For children, on the other hand, an inhaler with spacer and mask is the most effective means of inhaling the medicine even during an acute attack. This is because other methods have been proven pretty ineffective with most children. I wrote about this more extensively here.
The latest craze in asthma treatment is dry powdered inhalers (DPI) like Advair. The neat thing about DPIs is they eliminate the need for spacers. The reason is because the medicine is inhaled by the force you create, and this eliminates any coordination problems
The problem with DPIs is they cost too much, and adequate distribution of the medicine is determined by the flow you create, so it’s still important to be taught proper technique. (For a neat article on DPIs, click here)
Another problem with DPIs is each device is different, so for each one you may need to learn a different technique. To refresh yourself on the proper use of your DPI, check out this link.
Actually, while many newer meds are now available as DPIs, most research shows that MDIs used properly with a spacer work better than DPIs. (For a great post comparing the MDI with the DPI click here.)
So, for this reason, and because of the chemical composition of bronchodilators like Albuterol and xopenex, the MDI will not be available as a DPI anytime soon.
To learn how to properly use an inhaler with a spacer click here.
When I was a kid spacers were hard to come by, and my doctor recommended I use a used toilet paper roll as a spacer. I couldn’t find a toilet paper roll recommended here online, but I did find this and, better yet, this. In nations where spacers are unavailable or expensive, these old ideas still work.
Still, while spacers work best, one study showed that fewer than 20 percent of asthmatics use them. Recently, my asthma blogging friends and I came up with some theories why this might be:
1. Grew up in the no spacer era (old habits die hard)
2. Carrying a spacer is inconvenient
4. Never showed proper inhaler technique (do you have a good doctor?)
5. Don’t know what a spacer is (I get this a lot where I work)

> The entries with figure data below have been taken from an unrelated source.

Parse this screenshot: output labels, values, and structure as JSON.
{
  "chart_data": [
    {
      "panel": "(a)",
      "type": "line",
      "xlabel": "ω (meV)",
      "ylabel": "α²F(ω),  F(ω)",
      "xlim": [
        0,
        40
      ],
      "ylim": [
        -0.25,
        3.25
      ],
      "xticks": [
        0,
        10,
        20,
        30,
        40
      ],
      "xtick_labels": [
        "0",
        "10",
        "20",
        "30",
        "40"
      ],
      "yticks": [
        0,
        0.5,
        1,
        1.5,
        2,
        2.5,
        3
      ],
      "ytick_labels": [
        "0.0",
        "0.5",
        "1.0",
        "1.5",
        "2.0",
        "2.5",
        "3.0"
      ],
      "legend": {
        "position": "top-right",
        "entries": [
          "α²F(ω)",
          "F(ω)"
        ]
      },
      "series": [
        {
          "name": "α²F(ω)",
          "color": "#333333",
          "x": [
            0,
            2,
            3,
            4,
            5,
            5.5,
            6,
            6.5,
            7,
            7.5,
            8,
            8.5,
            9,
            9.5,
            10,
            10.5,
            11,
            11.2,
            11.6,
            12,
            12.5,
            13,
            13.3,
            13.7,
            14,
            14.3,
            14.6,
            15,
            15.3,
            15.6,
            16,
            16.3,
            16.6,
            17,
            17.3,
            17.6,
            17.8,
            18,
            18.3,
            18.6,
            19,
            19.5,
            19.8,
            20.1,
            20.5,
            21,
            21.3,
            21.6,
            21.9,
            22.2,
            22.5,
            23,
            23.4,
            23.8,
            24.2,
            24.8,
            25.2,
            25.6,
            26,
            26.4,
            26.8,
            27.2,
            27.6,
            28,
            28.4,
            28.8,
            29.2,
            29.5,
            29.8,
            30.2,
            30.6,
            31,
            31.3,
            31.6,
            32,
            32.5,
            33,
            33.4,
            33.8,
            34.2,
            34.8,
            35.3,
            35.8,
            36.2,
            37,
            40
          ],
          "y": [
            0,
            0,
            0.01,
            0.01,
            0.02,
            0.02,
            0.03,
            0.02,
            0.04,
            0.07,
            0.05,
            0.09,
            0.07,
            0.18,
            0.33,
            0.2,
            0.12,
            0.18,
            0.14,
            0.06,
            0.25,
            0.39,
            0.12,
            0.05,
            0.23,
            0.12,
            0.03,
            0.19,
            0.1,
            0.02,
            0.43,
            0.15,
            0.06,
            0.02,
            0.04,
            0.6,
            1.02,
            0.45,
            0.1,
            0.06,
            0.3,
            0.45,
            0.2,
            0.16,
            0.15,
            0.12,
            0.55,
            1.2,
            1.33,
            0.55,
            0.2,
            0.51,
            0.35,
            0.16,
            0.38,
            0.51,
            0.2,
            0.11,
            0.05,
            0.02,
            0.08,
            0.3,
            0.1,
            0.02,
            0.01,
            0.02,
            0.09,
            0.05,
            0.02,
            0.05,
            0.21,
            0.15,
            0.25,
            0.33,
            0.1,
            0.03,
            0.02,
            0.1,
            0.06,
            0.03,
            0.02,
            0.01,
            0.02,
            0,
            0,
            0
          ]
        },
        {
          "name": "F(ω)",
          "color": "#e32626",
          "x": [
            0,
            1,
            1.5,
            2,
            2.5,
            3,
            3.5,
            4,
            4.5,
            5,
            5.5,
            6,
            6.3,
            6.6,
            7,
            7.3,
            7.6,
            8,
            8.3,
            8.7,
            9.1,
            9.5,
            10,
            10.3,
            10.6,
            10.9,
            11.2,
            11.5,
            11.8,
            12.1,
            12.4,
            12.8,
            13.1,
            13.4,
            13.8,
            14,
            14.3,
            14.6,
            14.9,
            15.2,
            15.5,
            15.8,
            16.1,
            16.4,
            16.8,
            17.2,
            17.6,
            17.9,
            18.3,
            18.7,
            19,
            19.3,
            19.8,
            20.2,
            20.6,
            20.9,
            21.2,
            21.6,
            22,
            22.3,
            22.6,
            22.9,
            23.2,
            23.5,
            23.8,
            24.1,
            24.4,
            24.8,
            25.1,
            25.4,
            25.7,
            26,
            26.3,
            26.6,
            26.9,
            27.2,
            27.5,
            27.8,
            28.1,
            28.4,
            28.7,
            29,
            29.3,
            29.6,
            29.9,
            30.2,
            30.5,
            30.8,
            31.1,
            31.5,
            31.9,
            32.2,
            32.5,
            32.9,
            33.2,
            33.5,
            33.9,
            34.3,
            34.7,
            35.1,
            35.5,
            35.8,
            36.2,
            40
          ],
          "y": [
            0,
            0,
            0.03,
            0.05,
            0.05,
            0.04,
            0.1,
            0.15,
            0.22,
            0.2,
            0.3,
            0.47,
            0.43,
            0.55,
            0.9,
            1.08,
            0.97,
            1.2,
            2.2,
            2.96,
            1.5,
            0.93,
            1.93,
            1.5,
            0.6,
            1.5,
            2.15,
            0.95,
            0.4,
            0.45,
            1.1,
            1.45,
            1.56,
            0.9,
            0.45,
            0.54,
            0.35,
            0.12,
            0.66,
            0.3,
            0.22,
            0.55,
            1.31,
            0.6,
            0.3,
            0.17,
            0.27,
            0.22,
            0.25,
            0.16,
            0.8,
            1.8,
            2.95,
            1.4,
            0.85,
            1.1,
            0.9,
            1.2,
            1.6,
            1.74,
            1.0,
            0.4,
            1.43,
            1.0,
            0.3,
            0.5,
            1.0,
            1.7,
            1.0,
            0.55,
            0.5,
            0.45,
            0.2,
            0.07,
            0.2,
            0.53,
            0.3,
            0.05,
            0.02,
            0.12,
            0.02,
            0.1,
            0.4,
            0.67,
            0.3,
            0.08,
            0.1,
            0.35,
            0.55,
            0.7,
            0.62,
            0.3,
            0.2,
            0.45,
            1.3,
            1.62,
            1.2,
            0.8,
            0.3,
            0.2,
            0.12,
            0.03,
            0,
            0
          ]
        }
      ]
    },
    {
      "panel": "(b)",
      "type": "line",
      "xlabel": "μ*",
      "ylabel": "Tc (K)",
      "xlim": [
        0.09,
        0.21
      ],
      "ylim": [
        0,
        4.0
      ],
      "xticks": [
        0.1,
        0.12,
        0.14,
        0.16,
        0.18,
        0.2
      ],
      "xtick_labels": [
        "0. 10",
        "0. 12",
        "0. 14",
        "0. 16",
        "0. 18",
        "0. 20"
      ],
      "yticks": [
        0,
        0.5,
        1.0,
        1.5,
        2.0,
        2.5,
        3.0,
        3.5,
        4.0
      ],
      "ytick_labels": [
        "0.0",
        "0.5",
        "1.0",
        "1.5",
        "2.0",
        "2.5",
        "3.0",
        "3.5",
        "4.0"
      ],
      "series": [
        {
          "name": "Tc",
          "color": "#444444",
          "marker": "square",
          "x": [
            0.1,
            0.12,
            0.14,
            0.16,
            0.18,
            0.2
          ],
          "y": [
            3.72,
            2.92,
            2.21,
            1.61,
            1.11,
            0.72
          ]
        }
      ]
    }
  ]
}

6. Don’t know advantages of spacers
7. Spacers make being discreet with inhaler use impossible
8. Personal preference
9. Don’t need 70 percent more medicine
10. It works just fine without a spacer
11. Can’t afford one
I’ll be honest. When I was a bronchodilatoraholic kid, I spent many nights running the inhaler under warm water trying to get the last drop out. I also cringed at the idea of wasting my holy Ventolin by priming it.
I think most asthmatics are like me, and use their spacer sometimes. We may use it at home, yet when we travel we use it as is. Not many people, I think, like to carry that bulky spacer around – yet we all should.